What he purportedly said (and later denied) during a ‘Difficult Dialogues’ conference in Goa two days ago, published under suggestive headlines “Narendra Modi will meet the same fate as Indira Gandhi”, “India will consign him (Modi) to dust, wait for next elections”, has reportedly angered the BJP leadership.
Along with Advani, Joshi and Kumar, Yashwant has been critical of the current BJP leadership on many forums.
The party has been soft-peddling these remarks as an example of “in-house democracy”.
Many in BJP, however, believe that with Saturday’s comments, Yashwant has crossed the proverbial thin line, the Lakshman Rekha, by directly taking on Modi and predicting doomsday for him and the party.

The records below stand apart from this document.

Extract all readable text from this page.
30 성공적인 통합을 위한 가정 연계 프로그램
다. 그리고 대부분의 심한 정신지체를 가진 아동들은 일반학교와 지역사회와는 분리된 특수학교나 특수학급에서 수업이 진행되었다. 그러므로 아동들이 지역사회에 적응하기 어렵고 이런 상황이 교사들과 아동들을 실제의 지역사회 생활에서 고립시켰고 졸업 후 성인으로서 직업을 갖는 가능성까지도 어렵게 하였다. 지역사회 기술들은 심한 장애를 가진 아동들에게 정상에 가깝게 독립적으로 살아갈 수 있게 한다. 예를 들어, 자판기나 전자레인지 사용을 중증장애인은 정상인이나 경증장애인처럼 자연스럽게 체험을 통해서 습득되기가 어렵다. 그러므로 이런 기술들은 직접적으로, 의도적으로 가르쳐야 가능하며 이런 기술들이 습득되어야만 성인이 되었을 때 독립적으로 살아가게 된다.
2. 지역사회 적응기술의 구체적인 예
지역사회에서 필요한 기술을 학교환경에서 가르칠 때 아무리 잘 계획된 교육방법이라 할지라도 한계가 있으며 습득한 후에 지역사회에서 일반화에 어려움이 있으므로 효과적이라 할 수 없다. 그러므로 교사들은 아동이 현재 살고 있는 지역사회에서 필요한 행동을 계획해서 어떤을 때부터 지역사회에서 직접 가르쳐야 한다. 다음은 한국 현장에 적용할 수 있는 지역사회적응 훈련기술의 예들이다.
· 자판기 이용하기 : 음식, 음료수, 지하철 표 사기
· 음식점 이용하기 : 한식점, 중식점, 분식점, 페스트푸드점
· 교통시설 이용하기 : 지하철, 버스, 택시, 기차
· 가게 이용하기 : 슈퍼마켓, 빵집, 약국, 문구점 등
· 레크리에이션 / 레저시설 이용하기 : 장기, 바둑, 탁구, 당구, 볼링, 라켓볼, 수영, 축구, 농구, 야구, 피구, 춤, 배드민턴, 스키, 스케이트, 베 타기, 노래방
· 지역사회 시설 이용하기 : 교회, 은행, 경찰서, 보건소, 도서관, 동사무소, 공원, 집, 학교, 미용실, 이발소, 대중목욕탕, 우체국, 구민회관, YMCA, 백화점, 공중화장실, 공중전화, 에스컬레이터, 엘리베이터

Though he subsequently clarified and contended that his remarks had been “completely misunderstood” and “misinterpreted”, the damage has been done.
The unfortunate part is that his words would end up causing damage to son Jayant’s political career.
A senior BJP leader told Firstpost that “Yashwant Sinha can’t delink his politics from Jayant Sinha. After all, but for his father’s legacy, Jayant was a nobody in the BJP.
“Without any experience, without sweating out even for a day for the party, he was straightaway made an MP and a minister.
“Yashwantji should have considered that it was a reward for him, not for Jayant. By uttering those words in Goa, Yashwant has done immense harm to his son’s future prospects… bahut sade khadde hi khadde uske liye khod diyen hain… (he has some dug deep holes for his son)”
“Whether or not he is retained or dropped as a minister as and when the Prime Minister does a Cabinet reshuffle, Jayant has lost the party’s faith and confidence,” he felt.